La storia della scienza riguarda le vicende, i personaggi, e gli esperimenti, che hanno portato a maturare il concetto di progresso scientifico. Essa ha prodotto quella che oggi è considerata la scienza moderna, ossia un corpo di conoscenza empirica controllabile, una comunità di studiosi e una serie di tecniche per investigare l'universo note come metodo scientifico, che si è evoluto a partire dai loro precursori, risalendo fino alla preistoria.

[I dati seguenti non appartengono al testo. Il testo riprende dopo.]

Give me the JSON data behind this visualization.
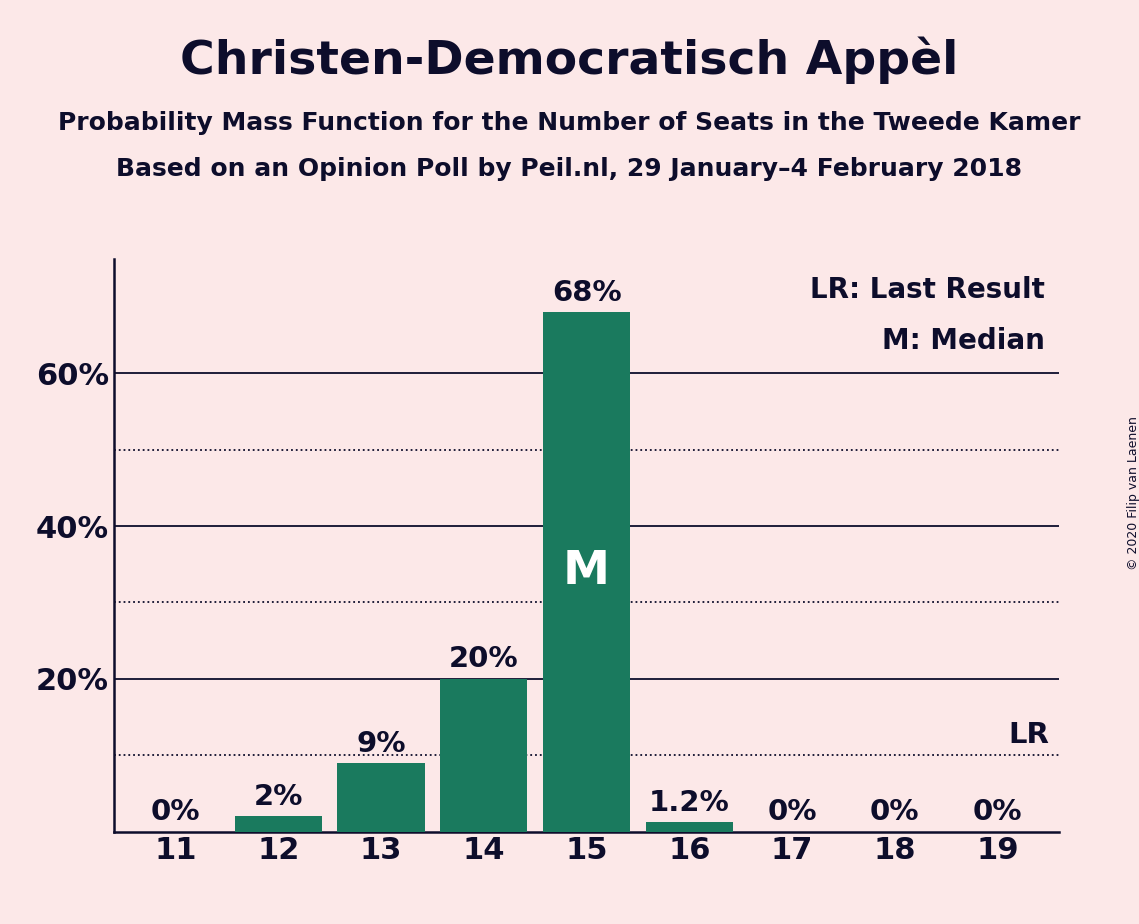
{
  "title": "Christen-Democratisch Appèl",
  "subtitle1": "Probability Mass Function for the Number of Seats in the Tweede Kamer",
  "subtitle2": "Based on an Opinion Poll by Peil.nl, 29 January–4 February 2018",
  "copyright": "© 2020 Filip van Laenen",
  "categories": [
    11,
    12,
    13,
    14,
    15,
    16,
    17,
    18,
    19
  ],
  "values": [
    0.0,
    2.0,
    9.0,
    20.0,
    68.0,
    1.2,
    0.0,
    0.0,
    0.0
  ],
  "bar_color": "#1a7a5e",
  "background_color": "#fce8e8",
  "text_color": "#0d0d2b",
  "bar_labels": [
    "0%",
    "2%",
    "9%",
    "20%",
    "68%",
    "1.2%",
    "0%",
    "0%",
    "0%"
  ],
  "median_seat": 15,
  "median_label": "M",
  "lr_value": 10.0,
  "lr_label": "LR",
  "yticks": [
    0,
    20,
    40,
    60
  ],
  "ytick_labels": [
    "",
    "20%",
    "40%",
    "60%"
  ],
  "solid_lines": [
    20,
    40,
    60
  ],
  "dotted_lines": [
    10,
    30,
    50
  ],
  "ylim": [
    0,
    75
  ],
  "legend_line1": "LR: Last Result",
  "legend_line2": "M: Median",
  "title_fontsize": 34,
  "subtitle_fontsize": 18,
  "tick_fontsize": 22,
  "bar_label_fontsize": 21,
  "legend_fontsize": 20,
  "median_label_fontsize": 34,
  "copyright_fontsize": 9
}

La rivoluzione scientifica vide l'introduzione del moderno metodo scientifico a guidare il processo di valutazione della conoscenza. Questo cambiamento è considerato così fondamentale che le indagini ad esso precedenti sono per lo più considerate prescientifiche. Molti, tuttavia, ritengono che la filosofia naturale antica possa rientrare all'interno del campo di competenza della storia della scienza.

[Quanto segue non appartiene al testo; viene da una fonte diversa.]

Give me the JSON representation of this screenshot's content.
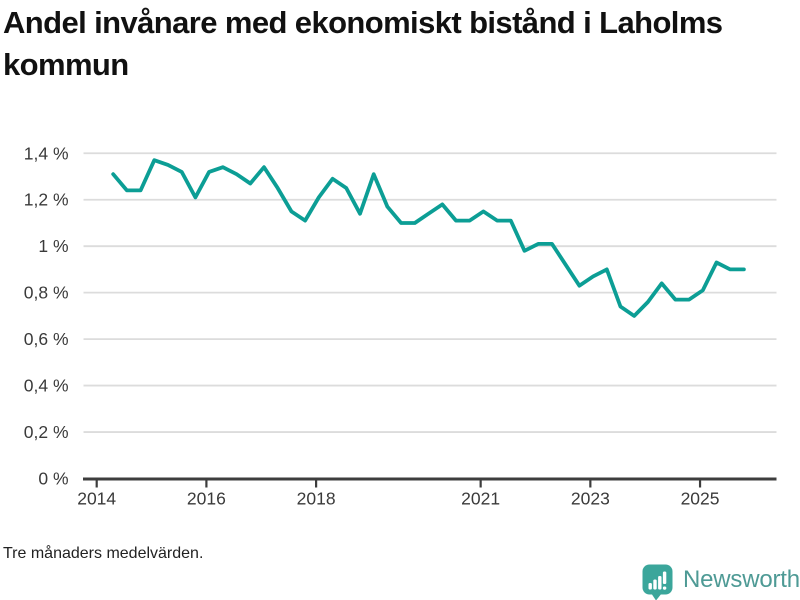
{
  "title": "Andel invånare med ekonomiskt bistånd i Laholms kommun",
  "footnote": "Tre månaders medelvärden.",
  "logo": {
    "text": "Newsworthy",
    "icon": "bar-chart-speech-bubble-icon",
    "icon_color": "#3ba69b",
    "text_color": "#4e9a95"
  },
  "colors": {
    "line": "#0c9e95",
    "grid": "#dcdcdc",
    "axis": "#3d3d3d",
    "tick_label": "#3a3a3a",
    "title": "#111111"
  },
  "chart_data": {
    "type": "line",
    "title": "Andel invånare med ekonomiskt bistånd i Laholms kommun",
    "note": "Tre månaders medelvärden.",
    "unit": "%",
    "decimal_style": "comma",
    "grid": "horizontal",
    "legend": "none",
    "x_axis": {
      "ticks": [
        2014,
        2016,
        2018,
        2021,
        2023,
        2025
      ],
      "range": [
        2013.8,
        2026.4
      ]
    },
    "y_axis": {
      "range": [
        0,
        1.45
      ],
      "ticks": [
        {
          "v": 0,
          "label": "0 %"
        },
        {
          "v": 0.2,
          "label": "0,2 %"
        },
        {
          "v": 0.4,
          "label": "0,4 %"
        },
        {
          "v": 0.6,
          "label": "0,6 %"
        },
        {
          "v": 0.8,
          "label": "0,8 %"
        },
        {
          "v": 1,
          "label": "1 %"
        },
        {
          "v": 1.2,
          "label": "1,2 %"
        },
        {
          "v": 1.4,
          "label": "1,4 %"
        }
      ]
    },
    "series": [
      {
        "name": "Andel invånare med ekonomiskt bistånd",
        "color": "#0c9e95",
        "points": [
          {
            "q": "2014K2",
            "x": 2014.3,
            "v": 1.31
          },
          {
            "q": "2014K3",
            "x": 2014.55,
            "v": 1.24
          },
          {
            "q": "2014K4",
            "x": 2014.8,
            "v": 1.24
          },
          {
            "q": "2015K1",
            "x": 2015.05,
            "v": 1.37
          },
          {
            "q": "2015K2",
            "x": 2015.3,
            "v": 1.35
          },
          {
            "q": "2015K3",
            "x": 2015.55,
            "v": 1.32
          },
          {
            "q": "2015K4",
            "x": 2015.8,
            "v": 1.21
          },
          {
            "q": "2016K1",
            "x": 2016.05,
            "v": 1.32
          },
          {
            "q": "2016K2",
            "x": 2016.3,
            "v": 1.34
          },
          {
            "q": "2016K3",
            "x": 2016.55,
            "v": 1.31
          },
          {
            "q": "2016K4",
            "x": 2016.8,
            "v": 1.27
          },
          {
            "q": "2017K1",
            "x": 2017.05,
            "v": 1.34
          },
          {
            "q": "2017K2",
            "x": 2017.3,
            "v": 1.25
          },
          {
            "q": "2017K3",
            "x": 2017.55,
            "v": 1.15
          },
          {
            "q": "2017K4",
            "x": 2017.8,
            "v": 1.11
          },
          {
            "q": "2018K1",
            "x": 2018.05,
            "v": 1.21
          },
          {
            "q": "2018K2",
            "x": 2018.3,
            "v": 1.29
          },
          {
            "q": "2018K3",
            "x": 2018.55,
            "v": 1.25
          },
          {
            "q": "2018K4",
            "x": 2018.8,
            "v": 1.14
          },
          {
            "q": "2019K1",
            "x": 2019.05,
            "v": 1.31
          },
          {
            "q": "2019K2",
            "x": 2019.3,
            "v": 1.17
          },
          {
            "q": "2019K3",
            "x": 2019.55,
            "v": 1.1
          },
          {
            "q": "2019K4",
            "x": 2019.8,
            "v": 1.1
          },
          {
            "q": "2020K1",
            "x": 2020.05,
            "v": 1.14
          },
          {
            "q": "2020K2",
            "x": 2020.3,
            "v": 1.18
          },
          {
            "q": "2020K3",
            "x": 2020.55,
            "v": 1.11
          },
          {
            "q": "2020K4",
            "x": 2020.8,
            "v": 1.11
          },
          {
            "q": "2021K1",
            "x": 2021.05,
            "v": 1.15
          },
          {
            "q": "2021K2",
            "x": 2021.3,
            "v": 1.11
          },
          {
            "q": "2021K3",
            "x": 2021.55,
            "v": 1.11
          },
          {
            "q": "2021K4",
            "x": 2021.8,
            "v": 0.98
          },
          {
            "q": "2022K1",
            "x": 2022.05,
            "v": 1.01
          },
          {
            "q": "2022K2",
            "x": 2022.3,
            "v": 1.01
          },
          {
            "q": "2022K3",
            "x": 2022.55,
            "v": 0.92
          },
          {
            "q": "2022K4",
            "x": 2022.8,
            "v": 0.83
          },
          {
            "q": "2023K1",
            "x": 2023.05,
            "v": 0.87
          },
          {
            "q": "2023K2",
            "x": 2023.3,
            "v": 0.9
          },
          {
            "q": "2023K3",
            "x": 2023.55,
            "v": 0.74
          },
          {
            "q": "2023K4",
            "x": 2023.8,
            "v": 0.7
          },
          {
            "q": "2024K1",
            "x": 2024.05,
            "v": 0.76
          },
          {
            "q": "2024K2",
            "x": 2024.3,
            "v": 0.84
          },
          {
            "q": "2024K3",
            "x": 2024.55,
            "v": 0.77
          },
          {
            "q": "2024K4",
            "x": 2024.8,
            "v": 0.77
          },
          {
            "q": "2025K1",
            "x": 2025.05,
            "v": 0.81
          },
          {
            "q": "2025K2",
            "x": 2025.3,
            "v": 0.93
          },
          {
            "q": "2025K3",
            "x": 2025.55,
            "v": 0.9
          },
          {
            "q": "2025K4",
            "x": 2025.8,
            "v": 0.9
          }
        ]
      }
    ]
  }
}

Culture protostoriche[modifica | modifica wikitesto]

Tavoletta d'argilla sumera del 492 a.C. contenente dati astronomici.

Nei tempi preistorici, la conoscenza della natura e dei suoi segreti veniva tramandata principalmente tramite la tradizione orale, e si presentava come strettamente imparentata con la religione. Si trattava di un sapere essenzialmente pratico, basato perciò su abilità di tipo tecnologico e matematico, che porteranno allo sviluppo di civiltà avanzate come quella indiana, mesopotamica ed egiziana, dove secondo Erodoto avrebbe avuto origine la matematica.[1] La nascita della scrittura permise la conservazione della conoscenza e la sua trasmissione con maggior accuratezza. I progressi dell'agricoltura, che portarono a una maggior disponibilità di cibo, rese possibile alle diverse civiltà di dedicarsi ad altri compiti oltre a quelli necessari per la sopravvivenza, perlopiù di carattere mistico-religioso: notevoli impulsi in tal senso vennero dati allo studio dell'astronomia, e della medicina.[1]

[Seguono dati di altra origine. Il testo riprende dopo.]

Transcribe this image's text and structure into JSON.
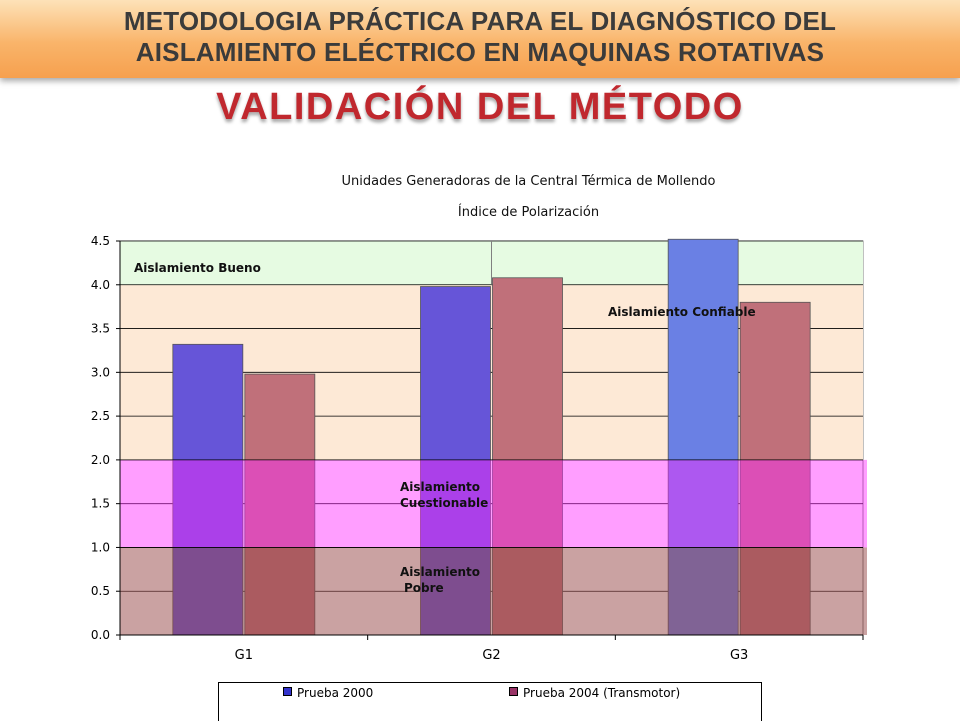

Molte civiltà antiche raccolsero così informazioni astronomiche sistematiche in maniera dettagliata attraverso l'osservazione del cielo ed avanzatissime tecniche di calcolo. Vennero ideati calendari funzionali alla semina e alla raccolta dei campi, nonché alle feste religiose.

Le conoscenze di base riguardanti l'anatomia umana si basavano sullo studio della flora e della fauna macrobiotiche, da cui si selezionavano i rimedi più opportuni ritenuti capaci di aiutare l'ammalato a liberarsi dagli spiriti malvagi. L'alchimia fu ampiamente praticata da numerose civiltà.

Scienza nel mondo antico[modifica | modifica wikitesto]

Modello di vite d'Archimede, utilizzabile per la sollevazione di materiali, ad esempio per il pompaggio dell'acqua

Nel periodo compreso tra il VI secolo a.C. e il V secolo la scienza occidentale fu espressione delle scoperte e delle teorie elaborate in seno a due grandi civiltà: quella della Grecia antica e quella di Roma antica. Per cogliere la consistenza della scienza antica è necessario riferirsi ai principali autori ed opere dell'epoca come, per il mondo greco, ad Epicuro con le sue epistole dottrinali (Lettera ad Erodoto, Lettera a Meneceo, e la Lettera a Pitocle) ed a Tito Lucrezio Caro per il mondo latino, con il De rerum natura scritto nel I secolo a.C. Tra i personaggi di rilievo spicca Archimede, che intuì le leggi che regolano il galleggiamento dei corpi, scoprì e sfruttò i principi di funzionamento delle leve, e ideò numerose macchine e dispositivi come la vite di Archimede.[2]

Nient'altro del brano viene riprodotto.